Selain daripada itu  Abu Bakar As-Shiddiq R.A. adalah seorang sahabat yang terkenal karena keteguhan imannya, cerdas akal, tinggi akhlak, lemah lembut dan penyantun. Rasulullah S.A.W. pernah menyanjungi sahabatnya itu dengan sabdanya, "Jika ditimbang iman Abu Bakar As-Shiddiq dengan iman seluruh umat maka lebih berat lagi iman Abu Bakar. Demikian teguhnya iman  Abu Bakar R.A. sebagaimana pengakuan Rasulullah S.A.W. pada hadits tersebut. Gelaran Ash-Siddiq yang di berikan orang terhadap diri  Abu Bakar R.A. adalah di karenakan sikap serta pendiriannya yang teguh dalam membenarkan serta membela diri Rasulullah S.A.W. Andainya seluruh umat manusia akan mendustakan Muhammad S.A.W. Abu Bakar R.A. akan pasti pula tampil dengan penuh keyakinan untuk membelanya.

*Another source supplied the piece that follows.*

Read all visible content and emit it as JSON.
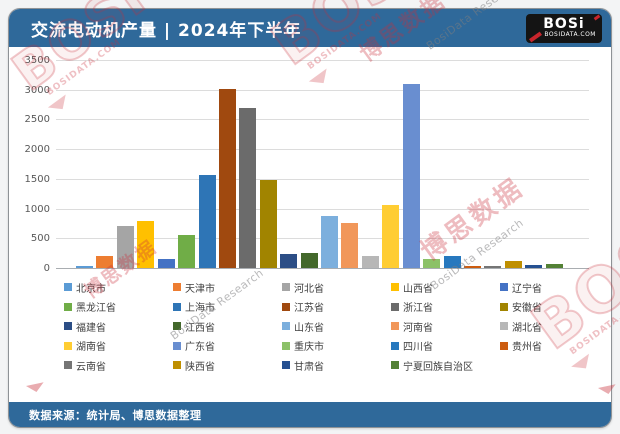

Tidak beberapa lama setelah memeluk agama Islam,  Abu Bakar yang terkenal sebagai saudagar yang kaya itu telah meninggalkan perdagangannya dan meninggalkan semua usaha peribadi lain-lainnya lalu menyerahkan segenap kekayaan dan jiwa raganya untuk melakukan penjuangan menegakkan Islam bersama Nabi Muhammad S.A.W. sehingga oleh karena kegiatannya maka Agama Islam mendapat kemegahan dengan Islamnya beberapa pemuda Quraisy yang lain seperti yang telah disebutkan tadi itu. Beliau telah mengorbankan seluruh harta bendanya untuk menebus orang-orang yang ditawan, orang-orang yang ditangkap atau disiksa. Selain dari pada itu beliau juga telah membeli hamba-hamba yang kemudian dimerdekakannya. Salah seorang hamba yang dibelinya lalu kemudian dibebaskan yang paling terkenal dalam sejarah ialah Bilal Bin Rabah.
Tatkala Nabi Muhammad selesai melakukan Isra' dan Mi’raj segolongan orang yang kurang mempercayai apa yang telah dikhabarkan Rasulullah S.A.W. telah pergi menemui  Abu Bakan R.A. untuk mendengarkan apa pendapatnya tentang dakwaan Muhammad S.A.W. itu. Tujuan kedatangan mereka mendapatkan Abu Bakar R.A. tidak lain dengan prasangka tentunya Abu Bakar R.A. kali ini akan mendustakan kisah yang tidak masuk akal pada fikiran mereka itu. Setelah pertanyaan itu disampaikan kepada Abu Bakar R.A. lalu beliau pun berkata, "Adakah Muhammad berkata begitu? Sahut mereka, "Benar! Maka ujar  Abu Bakar R.A. "Jika Muhammad berkata begitu maka sungguh benarlah apa yang diceritakan itu. Lalu mereka pun terus menyambung, "Engkau percaya hai Abu Bakar bahwa Muhammad sampai ke tanah Syam lebih sebulan perjalanan pulang, dalam waktu semalam tadi? Maka sahut Abu Bakar sungguh-sungguh, "Benar! Aku percaya! Malah lebih dari itu aku percaya kepadanya. Aku percaya akan berita dari langit yg diberitakannya baik pada waktu siang maupun di waktu malam! Demikian hebatnya sambutan sahabat yang paling utama itu. Karena tegas dan teguhnya iman beliau terhadap agama yang dibawa oleh Muhammad dan terhadap apa yang dikhabarkan oleh baginda maka beliau telah diberi oleh Rasulullah S.A.W. dengan gelaran As-Shiddiq, artinya yang benar.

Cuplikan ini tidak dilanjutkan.